Most middle-class retirees would doubt that high-net-worth clients have the same income worries as they do, but some of the issues are startlingly similar. On Oct. 11, the second day of the Think Retirement Income conference in Boston, Investment Advisor Editor-in-Chief John Sullivan moderated a fast RIA roundtable discussion with three Boston-area wealth advisors about meeting HNW clients’ retirement challenges.
Clients fall into two camps when it comes to retirement, said Barbara Attardo, partner at Daintree Advisors. Either the client is in good financial shape, or the income projections don’t work because the client’s spending is out of whack with their asset base.
“Some are headed for a train wreck,” Attardo said. “This summer I had my first zero projection.”
That’s when the conversation can become difficult. The best approach, she advised, is to “tell them what they need to know, not what they want to hear.” Many Baby Boomers are so caught up in their busy lives that they spend without thinking. It’s not just a matter of getting these clients to cut expenses and add to their nest egg; the challenge is to get them to rethink what they’re up to.
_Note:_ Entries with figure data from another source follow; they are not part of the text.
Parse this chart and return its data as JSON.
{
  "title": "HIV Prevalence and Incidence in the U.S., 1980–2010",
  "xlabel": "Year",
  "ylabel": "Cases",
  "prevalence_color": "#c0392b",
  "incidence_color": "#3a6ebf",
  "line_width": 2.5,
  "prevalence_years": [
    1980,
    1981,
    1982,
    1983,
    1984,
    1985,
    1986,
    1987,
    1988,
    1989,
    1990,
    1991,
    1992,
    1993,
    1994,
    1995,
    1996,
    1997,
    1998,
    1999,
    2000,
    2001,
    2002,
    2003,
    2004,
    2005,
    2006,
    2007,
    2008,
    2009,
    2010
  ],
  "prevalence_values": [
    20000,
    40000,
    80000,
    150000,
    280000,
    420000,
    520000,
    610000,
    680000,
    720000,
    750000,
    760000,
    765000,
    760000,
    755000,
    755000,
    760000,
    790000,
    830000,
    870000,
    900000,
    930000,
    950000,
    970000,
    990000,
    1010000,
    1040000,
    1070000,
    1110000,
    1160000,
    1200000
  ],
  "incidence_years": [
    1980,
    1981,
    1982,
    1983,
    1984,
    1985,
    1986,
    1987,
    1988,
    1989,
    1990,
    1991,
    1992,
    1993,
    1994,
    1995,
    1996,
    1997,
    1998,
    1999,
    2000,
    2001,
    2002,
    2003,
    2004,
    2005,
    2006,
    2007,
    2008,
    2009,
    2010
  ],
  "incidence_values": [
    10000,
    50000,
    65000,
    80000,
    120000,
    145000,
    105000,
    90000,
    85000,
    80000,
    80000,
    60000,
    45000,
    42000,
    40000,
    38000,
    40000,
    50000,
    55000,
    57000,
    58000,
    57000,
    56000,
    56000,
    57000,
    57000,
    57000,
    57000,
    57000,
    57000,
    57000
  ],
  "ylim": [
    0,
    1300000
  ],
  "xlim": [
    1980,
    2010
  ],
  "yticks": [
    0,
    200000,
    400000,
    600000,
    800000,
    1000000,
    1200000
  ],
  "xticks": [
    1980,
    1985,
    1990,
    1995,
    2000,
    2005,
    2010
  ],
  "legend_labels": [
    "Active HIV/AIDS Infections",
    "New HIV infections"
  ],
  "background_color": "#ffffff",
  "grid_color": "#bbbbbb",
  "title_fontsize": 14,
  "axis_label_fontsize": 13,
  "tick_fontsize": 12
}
“Our business is helping clients get their financial life in balance,” Attardo said. “We try to give them a bigger perspective, to ‘see the forest’ with questions like ‘What does retirement look like for you? What are your goals? What are your action items?’ If the first base model is dismal, I’ll say, ‘You tell me what your priorities are.’” She avoids using words like “spending” or “budgeting,” and instead, “I talk about lifestyle.”
Tim Meckel, managing principal and chief compliance officer at TFC Financial Management, tagged “managing client expectations” as his top challenge. After years of earning often high income, clients often find it hard to transition to taking cash from a nest egg. Advisors need to explain the need to maintain purchasing power, and to discourage clients from taking big withdrawals just because the market is up. “We need to plug away on educate, educate, educate,” he said, making sure clients understand the purpose of each component of their portfolio.
One current challenge is educating clients on the role of alternative investments, said Charles “Chuck” Bean III, founder, president, and director of wealth management at Heritage Financial Services. When clients react “viscerally” to the unfamiliar recommendation, Bean’s response is to agree that stocks and bonds have done a fine job over the past 45 years. He then continues, “But adding more cylinders to the engine can give you a smoother ride,” and explains how alts’ low correlation can dampen volatility and enhance returns.
Attracting HNW Clients
“The expectation level goes up exponentially” with HNW clients, Bean said. “Prospects with $10 million are very sophisticated,” and initial conversations aren’t limited to the firm’s performance. He explained, “They drill down to your value proposition compared to competitors,” who they see not just as other RIAs but wirehouses with deep benches. “They want to know, ‘What’s your skill set?’ ‘Where do you think you can add value?’” In responding, Bean said, “we focus probably two-thirds on personal wealth management and one-third on investment management. It’s a high-touch, collaborative approach.”
He added, “We used to have a longer leash” to choose and manage investments. Now clients are “watching MSNBC, they’re very much ‘in the moment.’” Clients who used to care only about equities are now beginning to ask about Treasuries. “We need to expand our toolkit, and be able to explain how we add value.”
Meckel pointed out that as an advisor “swims upstream” in search of higher net worth, clients expect a “more comprehensive, collaborative approach.” TFC’s client team typically coordinates with the client’s banker, accountant, estate attorney and other advisors. “CPAs have been very appreciative that we’re proactive in reaching out to them, and it’s paid off in referrals,” he said.
Attardo seconded the point that RIAs must be prepared to handle more complexity to attract HNW clients. “We focus on what we do in addition to investments,” she said, explaining that in working with the client’s other advisors, “we’re often the quarterback. We take a horizontal approach when everyone else is vertical. Probably nobody knows better than we do what both the left hand and the right hand are doing.”
“You don’t want to lead with investment outperformance because that’s fleeting,” Meckel agreed. Besides, a good wealth advisor does much more than manage a portfolio. “We’ve thought about changing TFC’s name to ‘The Financial Counselors’ because so much of what we do is counseling,” he observed. TFC even hired an executive assistant with a Ph.D. in psychology to coach advisors on how to ask open-ended questions.